Na primeira reunião em Nova York, conforme as coisas se dissolviam numa incoerência cada vez maior, embora aquela fosse a primeira das duas únicas vezes em que Nick ficou bêbado na vida, seus instintos exigentes não deram trégua: “O sr. McKee cochilava numa cadeira com as mãos juntas sobre o colo, como a fotografia de um homem em ação. Sacando meu lenço, limpei de sua bochecha a mancha de espuma seca que me incomodara a tarde toda”. Pouco depois, Tom Buchanan quebra o nariz de Myrtle e a festa desanda em caos absoluto. Mas é assim que são os Buchanan. “Eles eram descuidados […]. Esmagavam coisas e criaturas e depois se protegiam atrás da riqueza ou de sua vasta falta de consideração, ou o que quer que os mantivesse juntos, e deixavam os outros limparem a bagunça que eles haviam feito.” Com brutalidade, Tom faz o sangue jorrar; Nick enxuga meticulosamente uma mancha de espuma de barbear, um minúsculo fragmento daquela coisa-fora-do-lugar a que chamamos sujeira. Além de possuir uma aptidão educadamente controlada para a função de polícia moral da sociedade, Nick também tem propensão para zelador.

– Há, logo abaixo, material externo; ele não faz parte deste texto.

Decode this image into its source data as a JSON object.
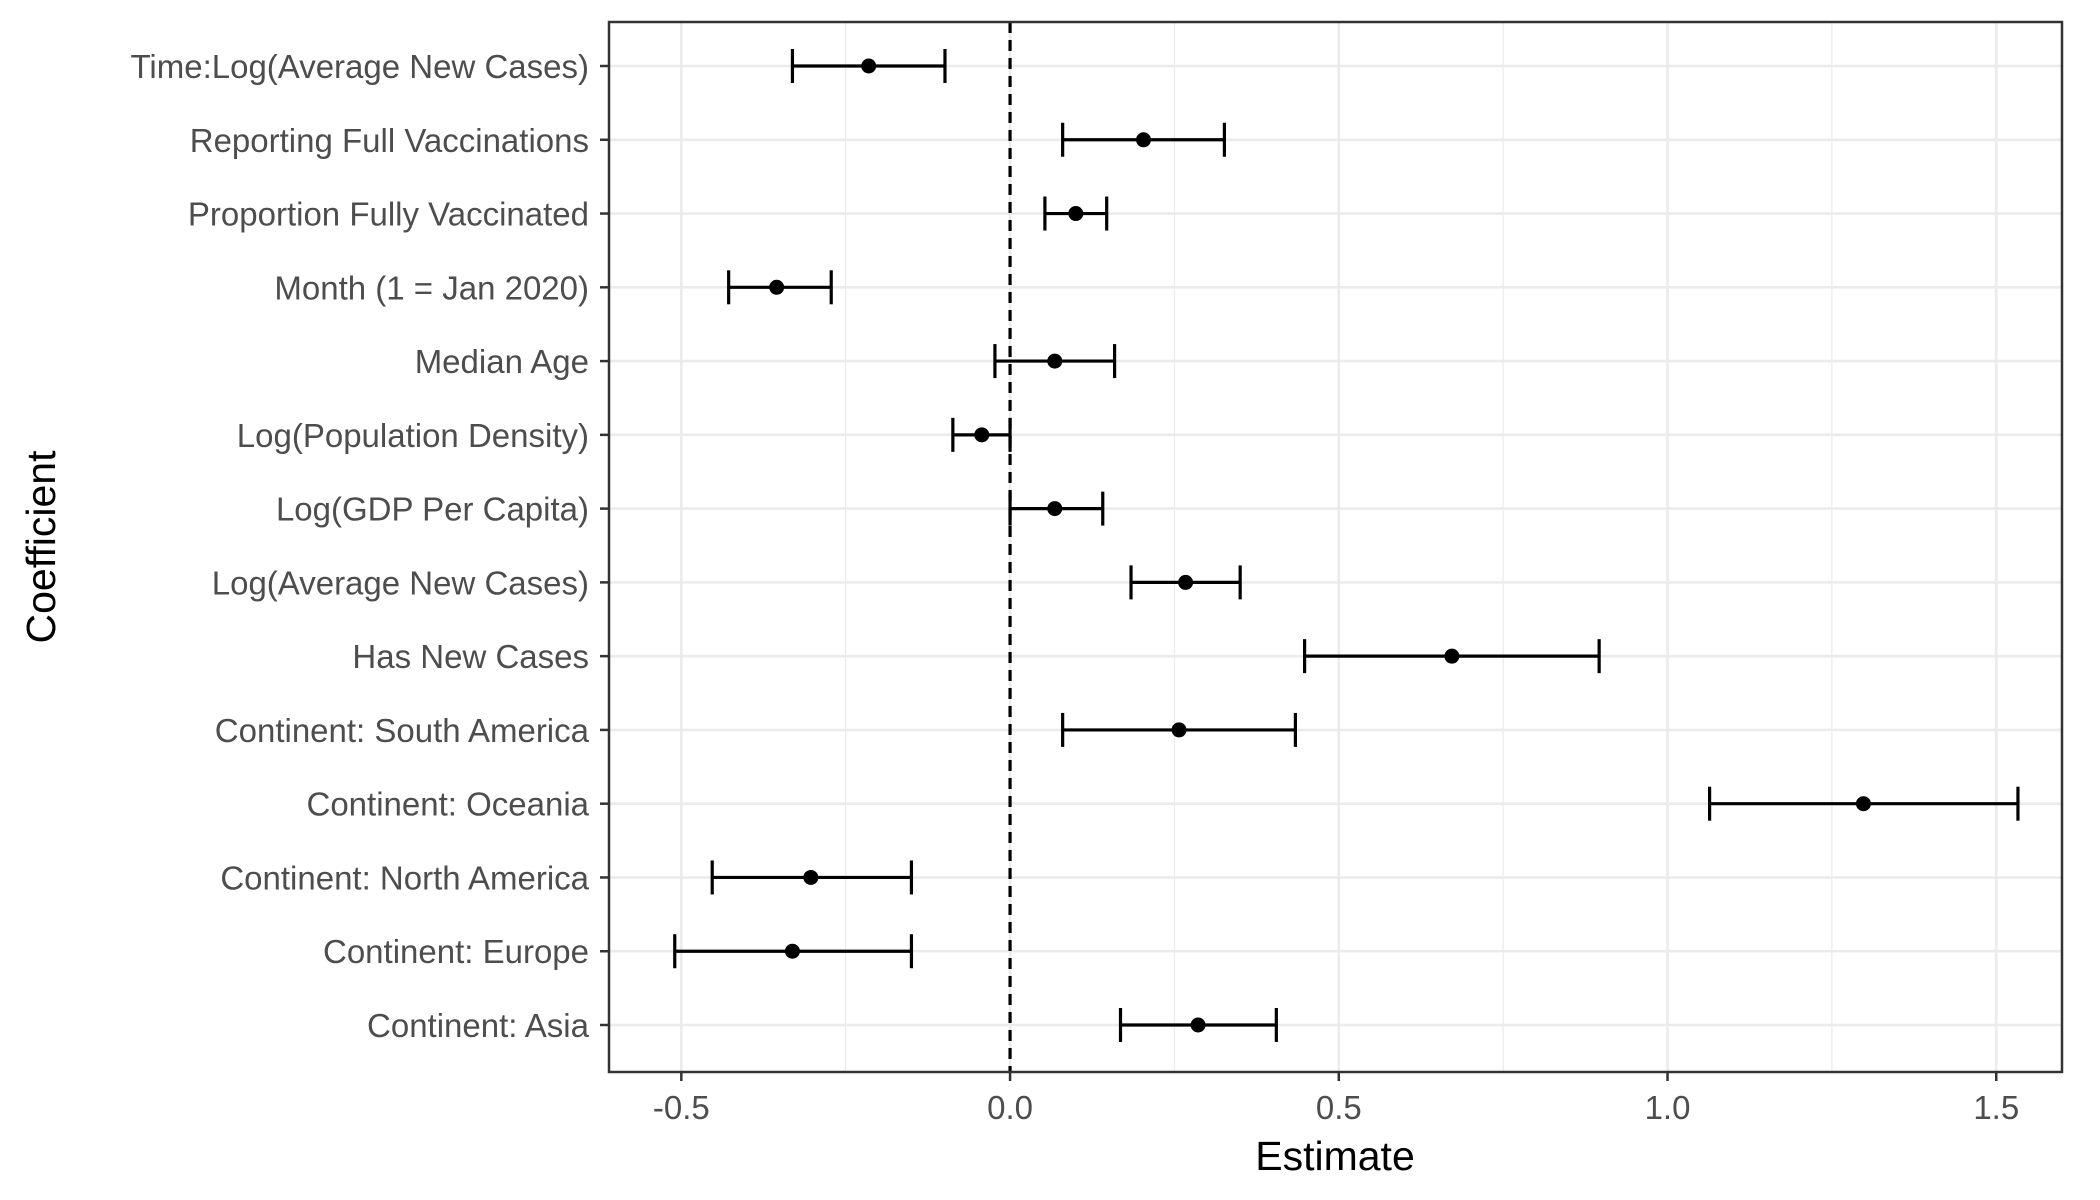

O grande exemplo visual disso é o último gesto que ele faz antes de deixar o Leste para sempre. Ele volta à mansão de Gatsby para admirar mais uma vez “aquele gigantesco e incoerente fracasso de residência”: “Sobre os degraus brancos, uma palavra obscena rabiscada por algum moleque com um caco de tijolo se destacava à luz do luar, e eu a apaguei, esfregando os sapatos com força na pedra”. Isso, sem dúvida, é parte de seu “senso fundamental de decência”, e podemos prontamente partilhar e aprovar sua aversão instintiva ao vandalismo e à profanação.